Editorial

Qui pour collaborer avec les machines?

Rodolphe Koller, rédacteur en chef, ICTjournal. (Source: Netzmedien)
Rodolphe Koller, rédacteur en chef, ICTjournal. (Source: Netzmedien)

Réticents à l’idée de devenir les passagers de voitures entièrement autonomes, une majorité de Suisses voit cependant d’un œil positif les systèmes d’assistance à la conduite qui équipent de plus en plus de véhicules. Principaux bénéfices: moins d’accidents, moins d’embouteillages, moins d’énergie gaspillée. Mais la conduite assistée suscite aussi des interrogations: en cas d’urgence, les conducteurs distraits réagiront-ils à temps? Manqueront-ils de pratique en n’étant sollicités que dans des situations inhabituelles? La technologie est-elle exempte d’erreurs?

Lors de l’arrivée des GPS beaucoup s’inquiétaient déjà de ses effets nocifs sur notre capacité à nous orienter de manière autonome. Ces craintes sont fondées. Les scientifiques appellent cette problématique «le paradoxe des systèmes presque totalement sûrs». Le problème cognitif serait notamment à l’origine du crash du vol Air France reliant Rio à Paris en 2009. Des pilotes formés sur des simulateurs, passant le plus clair des vols en pilotage automatique, sommés tout à coup d’intervenir dans une situation d’urgence, avec des systèmes électroniques leur renvoyant des informations inexactes.
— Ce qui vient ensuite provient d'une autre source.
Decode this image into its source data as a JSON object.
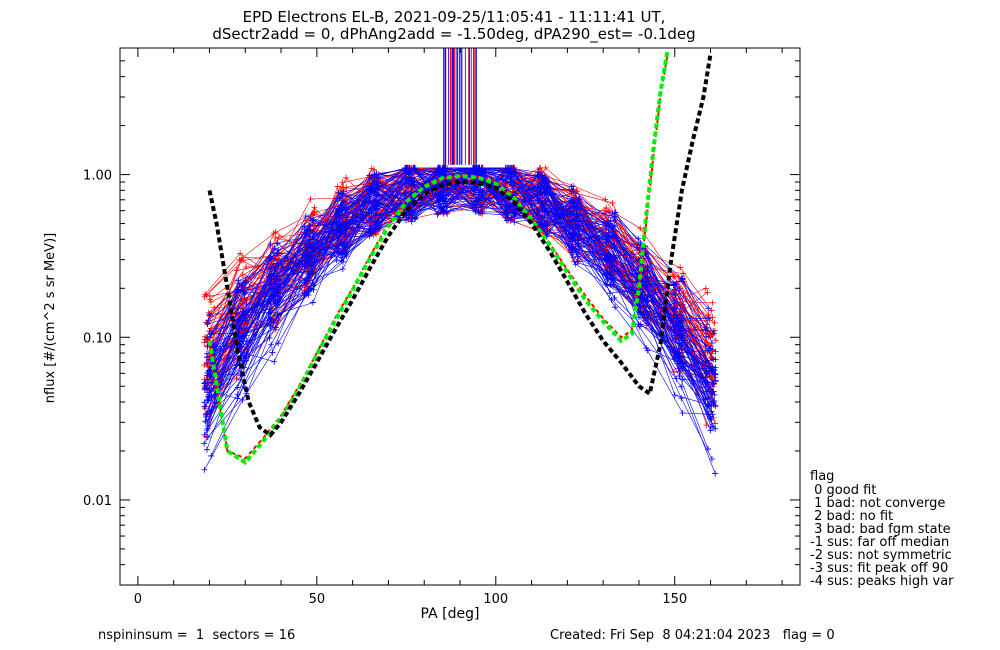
{
  "chart_data": {
    "type": "line",
    "title_line1": "EPD Electrons EL-B, 2021-09-25/11:05:41 - 11:11:41 UT,",
    "title_line2": "dSectr2add = 0, dPhAng2add = -1.50deg, dPA290_est=  -0.1deg",
    "xlabel": "PA [deg]",
    "ylabel": "nflux [#/(cm^2 s sr MeV)]",
    "xlim": [
      -5,
      185
    ],
    "ylim": [
      0.003,
      6.0
    ],
    "yscale": "log",
    "x_ticks": [
      0,
      50,
      100,
      150
    ],
    "y_ticks": [
      {
        "value": 0.01,
        "label": "0.01"
      },
      {
        "value": 0.1,
        "label": "0.10"
      },
      {
        "value": 1.0,
        "label": "1.00"
      }
    ],
    "series": [
      {
        "color": "#ff0000",
        "style": "dashed",
        "x": [
          20,
          25,
          30,
          35,
          40,
          45,
          50,
          55,
          60,
          65,
          70,
          75,
          80,
          85,
          90,
          95,
          100,
          105,
          110,
          115,
          120,
          125,
          130,
          135,
          138,
          140,
          142,
          144,
          146,
          148
        ],
        "y": [
          0.09,
          0.02,
          0.018,
          0.024,
          0.033,
          0.05,
          0.08,
          0.13,
          0.2,
          0.32,
          0.5,
          0.7,
          0.85,
          0.95,
          0.98,
          0.97,
          0.9,
          0.75,
          0.55,
          0.38,
          0.26,
          0.18,
          0.13,
          0.1,
          0.11,
          0.2,
          0.5,
          1.3,
          3.0,
          5.5
        ]
      },
      {
        "color": "#00ee00",
        "style": "dashed",
        "x": [
          20,
          25,
          30,
          35,
          40,
          45,
          50,
          55,
          60,
          65,
          70,
          75,
          80,
          85,
          90,
          95,
          100,
          105,
          110,
          115,
          120,
          125,
          130,
          135,
          138,
          140,
          142,
          144,
          146,
          148
        ],
        "y": [
          0.095,
          0.02,
          0.017,
          0.023,
          0.032,
          0.048,
          0.078,
          0.125,
          0.195,
          0.31,
          0.48,
          0.68,
          0.84,
          0.95,
          0.98,
          0.96,
          0.88,
          0.72,
          0.53,
          0.37,
          0.25,
          0.17,
          0.125,
          0.095,
          0.105,
          0.2,
          0.55,
          1.4,
          3.2,
          5.8
        ]
      },
      {
        "color": "#000000",
        "style": "dashed",
        "x": [
          20,
          22,
          25,
          28,
          31,
          34,
          37,
          40,
          45,
          50,
          55,
          60,
          65,
          70,
          75,
          80,
          85,
          90,
          95,
          100,
          105,
          110,
          115,
          120,
          125,
          130,
          135,
          140,
          143,
          146,
          149,
          152,
          155,
          158,
          160
        ],
        "y": [
          0.8,
          0.5,
          0.2,
          0.08,
          0.04,
          0.028,
          0.025,
          0.03,
          0.045,
          0.07,
          0.11,
          0.17,
          0.27,
          0.42,
          0.6,
          0.76,
          0.86,
          0.9,
          0.89,
          0.83,
          0.68,
          0.5,
          0.34,
          0.22,
          0.14,
          0.095,
          0.07,
          0.05,
          0.045,
          0.09,
          0.3,
          0.8,
          1.6,
          3.0,
          5.5
        ]
      }
    ],
    "legend": {
      "position": "bottom-right",
      "title": "flag",
      "entries": [
        " 0 good fit",
        " 1 bad: not converge",
        " 2 bad: no fit",
        " 3 bad: bad fgm state",
        "-1 sus: far off median",
        "-2 sus: not symmetric",
        "-3 sus: fit peak off 90",
        "-4 sus: peaks high var"
      ]
    },
    "footer_left": "nspininsum =  1  sectors = 16",
    "footer_right": "Created: Fri Sep  8 04:21:04 2023   flag = 0"
  }
}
Un phénomène similaire est à l’œuvre dans les centres de service à la clientèle. Les clients recourant toujours davantage à des informations en ligne - et bientôt à des chatbots - pour résoudre leurs problèmes, ils ne s’adressent aux centres d’appel que dans des situations complexes. Les agents doivent donc de plus en plus répondre à des demandes sortant de l’ordinaire, avec des utilisateurs impatients au bout du fil. Une évolution qui modifie le profil des agents les plus performants. Comme dans un cockpit, on attend d’eux qu’ils prennent les commandes et qu’ils décident rapidement de la meilleure solution, et non plus qu’ils fassent preuve d’empathie et suivent à la lettre les scénarii établis.

Alors que beaucoup prédisent un futur où l’humain collaborera avec l’intelligence artificielle, plusieurs questions se posent sur le caractère et la formation de ces travailleurs d’un nouveau genre.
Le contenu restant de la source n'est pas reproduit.